RICHMOND, Va. — The U.S. Court of Appeals for the Fourth Circuit on Monday granted a motion filed by Lambda Legal, the American Civil Liberties Union (ACLU), and the ACLU of Virginia to intervene in Bostic v. Rainey, the federal court challenge to Virginia’s constitutional ban on same-sex marriage.
The motion is on behalf of a class of all Virginia’s same-sex couples; the class is simultaneously challenging the state’s same-sex marriage ban in its own case, Harris v. Rainey.
The decision effectively allows the two federal challenges to Virgina’s same-sex marriage ban to be consolidated on appeal without delaying or disrupting either case.
“We are pleased the court granted our motion to intervene because the Bostic appeal could decide the fate of not only both couples involved, but also the entire class of more than 14,000 same-sex couples in Virginia whom we represent,” said Greg Nevins, Counsel in Lambda Legal’s Southern Regional Office based in Atlanta.

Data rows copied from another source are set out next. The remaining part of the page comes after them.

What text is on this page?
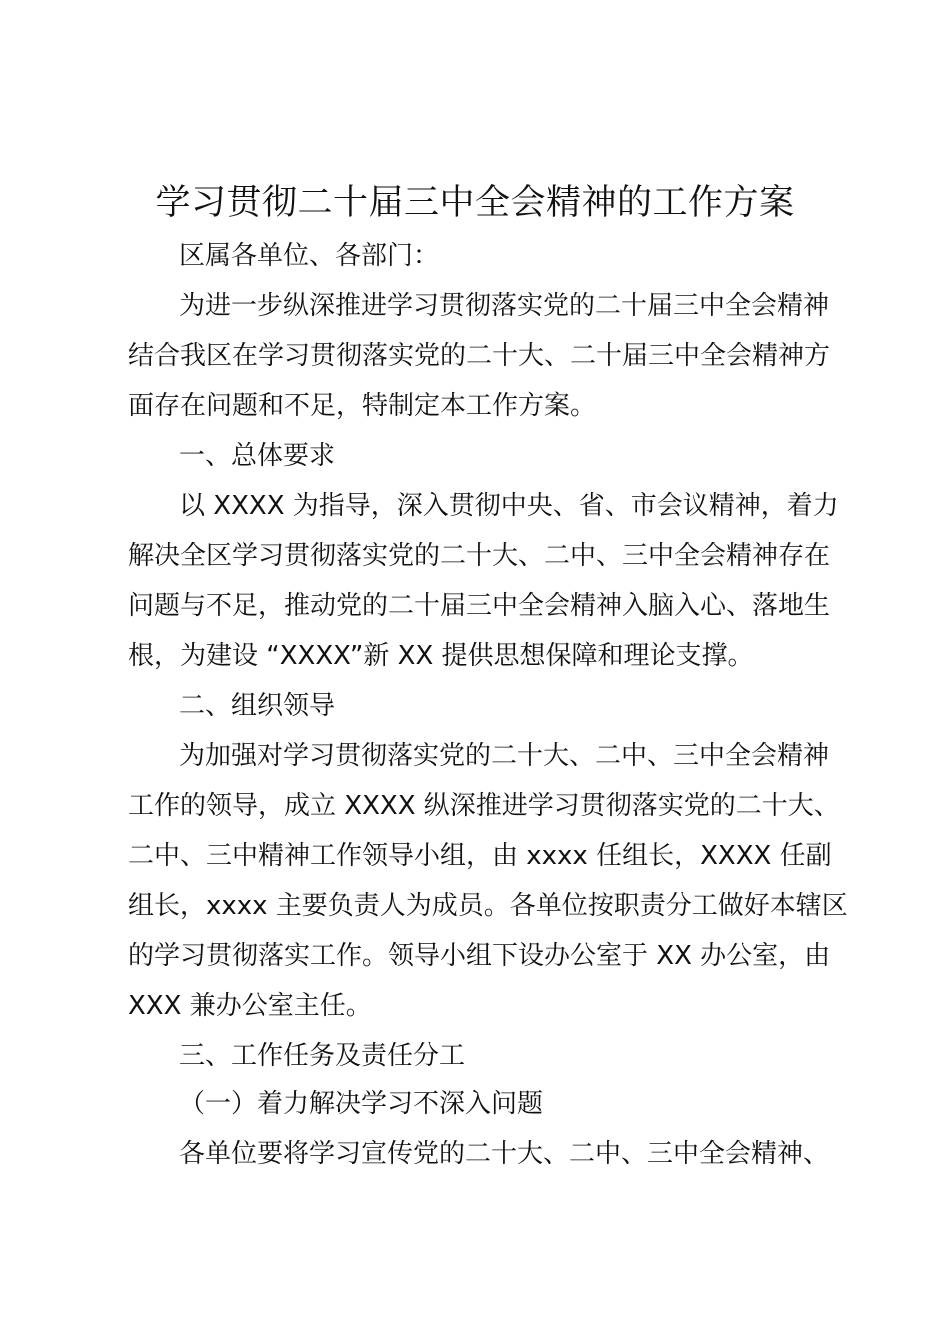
学习贯彻二十届三中全会精神的工作方案
区属各单位、各部门：
为进一步纵深推进学习贯彻落实党的二十届三中全会精神
结合我区在学习贯彻落实党的二十大、二十届三中全会精神方
面存在问题和不足，特制定本工作方案。
一、总体要求
以 XXXX 为指导，深入贯彻中央、省、市会议精神，着力
解决全区学习贯彻落实党的二十大、二中、三中全会精神存在
问题与不足，推动党的二十届三中全会精神入脑入心、落地生
根，为建设 “XXXX”新 XX 提供思想保障和理论支撑。
二、组织领导
为加强对学习贯彻落实党的二十大、二中、三中全会精神
工作的领导，成立 XXXX 纵深推进学习贯彻落实党的二十大、
二中、三中精神工作领导小组，由 xxxx 任组长，XXXX 任副
组长，xxxx 主要负责人为成员。各单位按职责分工做好本辖区
的学习贯彻落实工作。领导小组下设办公室于 XX 办公室，由
XXX 兼办公室主任。
三、工作任务及责任分工
（一）着力解决学习不深入问题
各单位要将学习宣传党的二十大、二中、三中全会精神、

On February 13, a federal judge in Norfolk ruled, in Bostic v. Rainey, that the state’s ban is unconstitutional, but delayed her ruling while it is appealed.
The plaintiffs in the Bostic case are represented by the American Foundation for Equal Rights (AFER) and attorneys David Boies and Ted Olson, who argued against California’ s Proposition before the U.S. Supreme Court last year.
The other case, Harris v. Rainey, was filed August 1 in the U.S. District Court in Harrisonburg. In January, the court certified the lawsuit as a class action, extending the scope of those represented in the lawsuit to all same-sex couples in the state who cannot legally marry or whose legal marriages performed elsewhere are not recognized by the Commonwealth.
The Harris case is awaiting decision from the federal trial court. Once that decision is issued, it will be appealed to the Fourth Circuit.
Also Monday, the appeals court outlined a schedule Monday that will expedite the Bostic case to the Richmond court by May, with briefs scheduled for later this month. The expedited review had been sought by the plaintiffs who challenged the ban as well as Attorney General Mark Herring.